M. [P] [J] a été embauché le 18 juillet 2011par la S.A.R.L. [U], en qualité de conseiller de vente et moniteur de plongée, selon contrat de travail à durée indéterminée à temps partiel de 82,33 heures mensuelle puis, à partir du 10 juin 2015, en tant que technicien SAV et conseiller de vente, pour 104 heures mensuelle et une rémunération brute mensuelle de 1 385,11 euros.

A la suite de la délocalisation de l'atelier, un avenant a été conclu le 15 novembre 2018, modifiant notamment les jours de travail de M. [J], soit le lundi, mercredi et jeudi.
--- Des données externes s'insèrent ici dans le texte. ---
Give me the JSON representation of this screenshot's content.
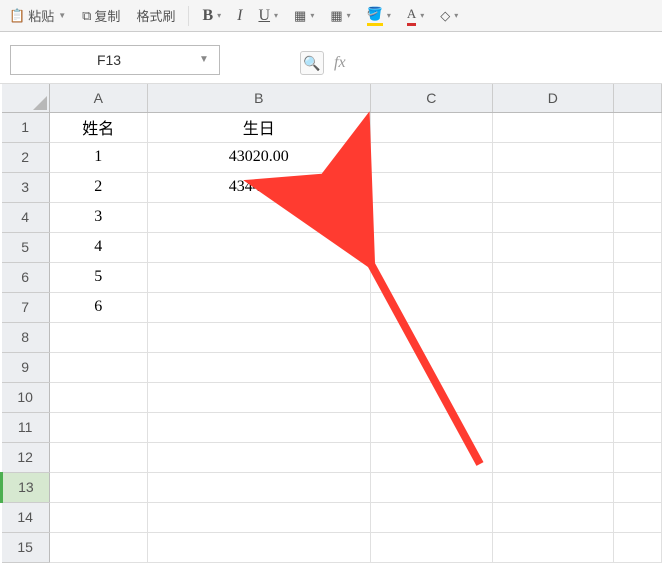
{
  "toolbar": {
    "paste": "粘贴",
    "copy": "复制",
    "format_painter": "格式刷",
    "bold": "B",
    "italic": "I",
    "underline": "U"
  },
  "namebox": {
    "value": "F13"
  },
  "formula_bar": {
    "fx": "fx"
  },
  "columns": [
    "A",
    "B",
    "C",
    "D",
    ""
  ],
  "rows": [
    "1",
    "2",
    "3",
    "4",
    "5",
    "6",
    "7",
    "8",
    "9",
    "10",
    "11",
    "12",
    "13",
    "14",
    "15"
  ],
  "selected_row": "13",
  "cells": {
    "A1": "姓名",
    "B1": "生日",
    "A2": "1",
    "B2": "43020.00",
    "A3": "2",
    "B3": "43444.00",
    "A4": "3",
    "A5": "4",
    "A6": "5",
    "A7": "6"
  }
}
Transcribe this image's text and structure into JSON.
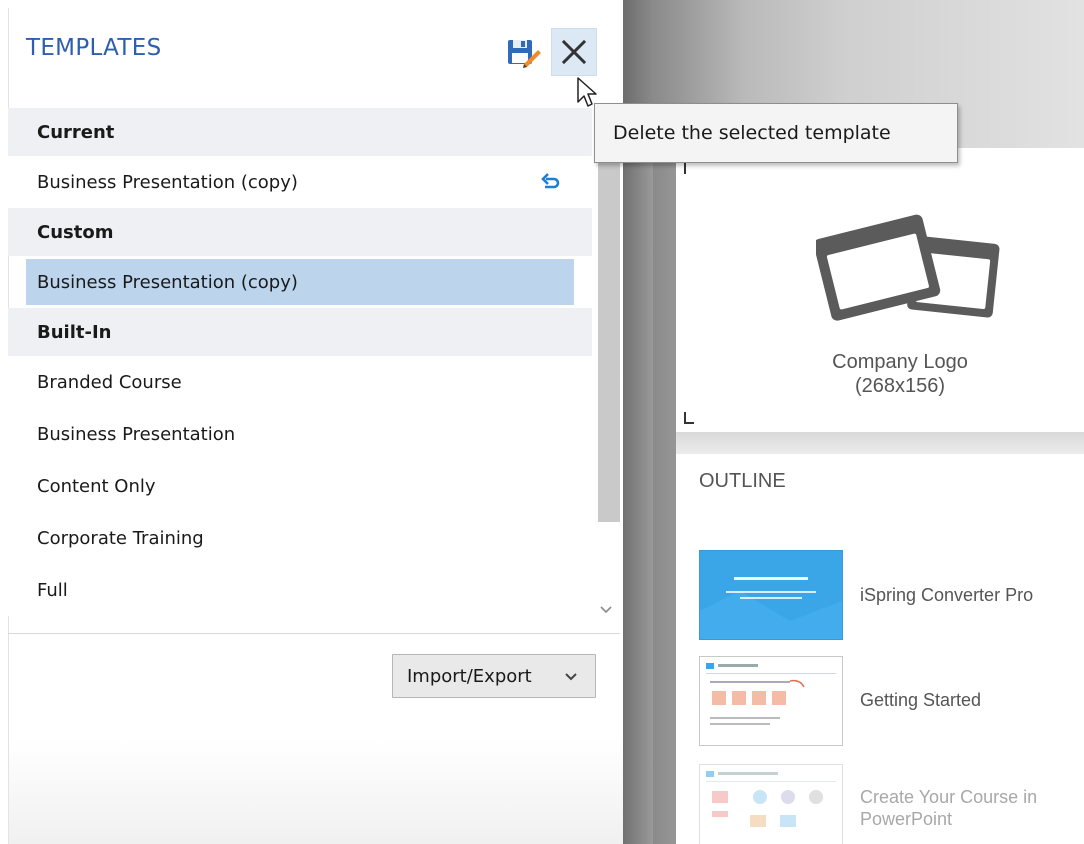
{
  "panel": {
    "title": "TEMPLATES",
    "icons": {
      "save": "save-edit-icon",
      "delete": "close-icon"
    }
  },
  "tooltip": {
    "text": "Delete the selected template"
  },
  "sections": {
    "current": {
      "label": "Current",
      "items": [
        {
          "label": "Business Presentation (copy)",
          "icon": "undo-icon"
        }
      ]
    },
    "custom": {
      "label": "Custom",
      "items": [
        {
          "label": "Business Presentation (copy)",
          "selected": true
        }
      ]
    },
    "builtin": {
      "label": "Built-In",
      "items": [
        {
          "label": "Branded Course"
        },
        {
          "label": "Business Presentation"
        },
        {
          "label": "Content Only"
        },
        {
          "label": "Corporate Training"
        },
        {
          "label": "Full"
        }
      ]
    }
  },
  "footer": {
    "import_export_label": "Import/Export"
  },
  "preview": {
    "logo_line1": "Company Logo",
    "logo_line2": "(268x156)",
    "outline_title": "OUTLINE",
    "slides": [
      {
        "label": "iSpring Converter Pro"
      },
      {
        "label": "Getting Started"
      },
      {
        "label": "Create Your Course in PowerPoint"
      }
    ]
  },
  "colors": {
    "title_blue": "#2e5eae",
    "selected_row": "#bcd4ec",
    "section_header_bg": "#eef0f3",
    "accent_blue": "#1e7fd6"
  }
}
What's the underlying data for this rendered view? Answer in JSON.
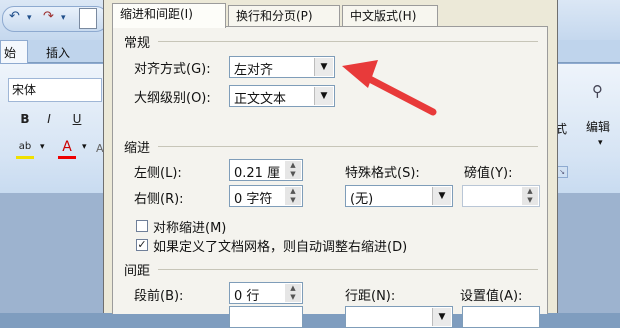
{
  "ribbon": {
    "tab_start": "始",
    "tab_insert": "插入",
    "font_name": "宋体",
    "bold": "B",
    "italic": "I",
    "underline": "U",
    "highlight": "ab",
    "font_color": "A",
    "style_label": "式",
    "edit_label": "编辑"
  },
  "dialog": {
    "tabs": [
      {
        "label": "缩进和间距(I)"
      },
      {
        "label": "换行和分页(P)"
      },
      {
        "label": "中文版式(H)"
      }
    ],
    "general": {
      "title": "常规",
      "alignment_label": "对齐方式(G):",
      "alignment_value": "左对齐",
      "outline_label": "大纲级别(O):",
      "outline_value": "正文文本"
    },
    "indent": {
      "title": "缩进",
      "left_label": "左侧(L):",
      "left_value": "0.21 厘",
      "right_label": "右侧(R):",
      "right_value": "0 字符",
      "special_label": "特殊格式(S):",
      "special_value": "(无)",
      "by_label": "磅值(Y):",
      "by_value": "",
      "mirror_label": "对称缩进(M)",
      "mirror_checked": false,
      "grid_label": "如果定义了文档网格，则自动调整右缩进(D)",
      "grid_checked": true
    },
    "spacing": {
      "title": "间距",
      "before_label": "段前(B):",
      "before_value": "0 行",
      "line_label": "行距(N):",
      "at_label": "设置值(A):"
    }
  },
  "colors": {
    "arrow": "#e83a3a",
    "dialog_bg": "#ece9d8",
    "ribbon_bg": "#dbe7f5"
  }
}
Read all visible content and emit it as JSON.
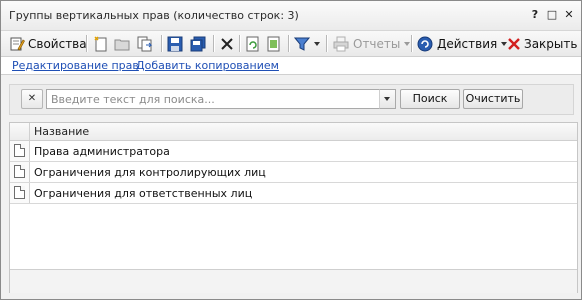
{
  "window": {
    "title": "Группы вертикальных прав (количество строк: 3)",
    "help_glyph": "?",
    "maximize_glyph": "□",
    "close_glyph": "✕"
  },
  "toolbar": {
    "properties_label": "Свойства",
    "reports_label": "Отчеты",
    "actions_label": "Действия",
    "close_label": "Закрыть"
  },
  "links": {
    "edit_rights": "Редактирование прав",
    "add_copy": "Добавить копированием"
  },
  "search": {
    "clear_glyph": "✕",
    "placeholder": "Введите текст для поиска...",
    "value": "",
    "search_button": "Поиск",
    "clear_button": "Очистить"
  },
  "grid": {
    "column_name": "Название",
    "rows": [
      {
        "name": "Права администратора"
      },
      {
        "name": "Ограничения для контролирующих лиц"
      },
      {
        "name": "Ограничения для ответственных лиц"
      }
    ]
  },
  "colors": {
    "link": "#1f4fb5",
    "accent_blue": "#2a5db0",
    "close_red": "#d21f1f"
  }
}
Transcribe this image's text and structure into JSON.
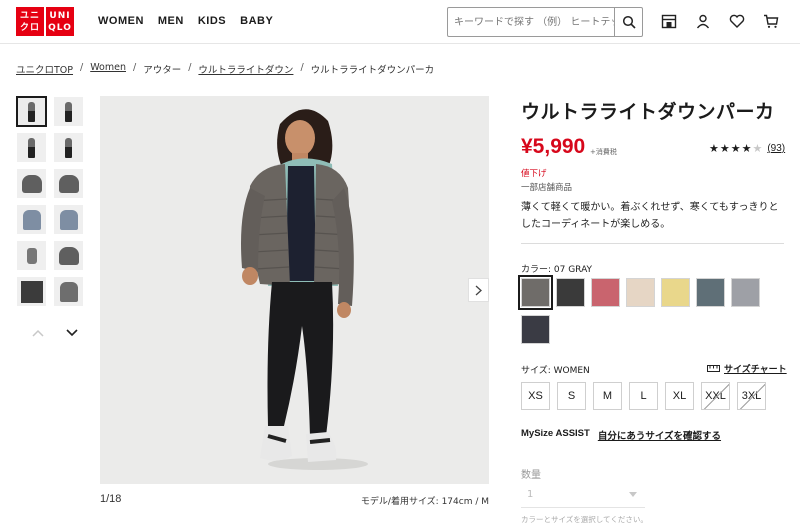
{
  "header": {
    "logo_top": "ユニ UNI",
    "logo_bottom": "クロ QLO",
    "logo_tiles": [
      {
        "line1": "ユニ",
        "line2": "クロ"
      },
      {
        "line1": "UNI",
        "line2": "QLO"
      }
    ],
    "nav": [
      "WOMEN",
      "MEN",
      "KIDS",
      "BABY"
    ],
    "search_placeholder": "キーワードで探す （例） ヒートテック",
    "icons": [
      "store-icon",
      "account-icon",
      "heart-icon",
      "cart-icon"
    ]
  },
  "breadcrumb": [
    {
      "label": "ユニクロTOP",
      "link": true
    },
    {
      "label": "Women",
      "link": true
    },
    {
      "label": "アウター",
      "link": false
    },
    {
      "label": "ウルトラライトダウン",
      "link": true
    },
    {
      "label": "ウルトラライトダウンパーカ",
      "link": false
    }
  ],
  "gallery": {
    "counter": "1/18",
    "model_size": "モデル/着用サイズ: 174cm / M",
    "selected_thumb": 0,
    "thumb_count": 12
  },
  "product": {
    "title": "ウルトラライトダウンパーカ",
    "price": "¥5,990",
    "tax_note": "+消費税",
    "rating_stars": 4,
    "rating_max": 5,
    "review_count": "(93)",
    "sale_label": "値下げ",
    "store_label": "一部店舗商品",
    "description": "薄くて軽くて暖かい。着ぶくれせず、寒くてもすっきりとしたコーディネートが楽しめる。"
  },
  "color": {
    "label": "カラー: 07 GRAY",
    "selected": 0,
    "swatches": [
      "#6f6c69",
      "#3a3a3a",
      "#c9646e",
      "#e6d6c5",
      "#e9d78b",
      "#5f6f77",
      "#9ea0a6",
      "#3a3b44"
    ]
  },
  "size": {
    "label": "サイズ: WOMEN",
    "chart_label": "サイズチャート",
    "options": [
      {
        "label": "XS",
        "available": true
      },
      {
        "label": "S",
        "available": true
      },
      {
        "label": "M",
        "available": true
      },
      {
        "label": "L",
        "available": true
      },
      {
        "label": "XL",
        "available": true
      },
      {
        "label": "XXL",
        "available": false
      },
      {
        "label": "3XL",
        "available": false
      }
    ]
  },
  "mysize": {
    "label": "MySize ASSIST",
    "link": "自分にあうサイズを確認する"
  },
  "quantity": {
    "label": "数量",
    "value": "1",
    "note": "カラーとサイズを選択してください。"
  }
}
M. [J] a été convoqué à un entretien préalable en vue d'une éventuelle sanction pouvant aller jusqu'au licenciement pour faute grave ou lourde, fixé au 30 juillet 2020 et licencié pour cause réelle et sérieuse le 4 août 2020.

Dénonçant un harcèlement moral, M. [J] a contesté cette mesure et a saisi le conseil de prud'hommes de Saint-Denis lequel a, par jugement du 14 mars 2022, :

dit que le harcèlement moral n'est nullement démontré ;

dit et jugé que la demande de nullité du licenciement est infondée ;

En conséquence :

dit que la demande de réintégration de M. [J] au sein de la société devient sans objet ;

rejeté la demande indemnitaire de M. [J] au titre de dommages et intérêts pour harcèlement moral et défaut de prévention du harcèlement moral ;

dit et jugé que le licenciement de M. [J] est fondé sur une cause réelle et sérieuse ;

En conséquence :

débouté M. [J] de l'intégralité de ses demandes indemnitaires ;

rejeté sa demande de préjudice distinct ;

débouté la société de sa demande reconventionnelle ;

condamné M. [J] aux entiers dépens d'instance.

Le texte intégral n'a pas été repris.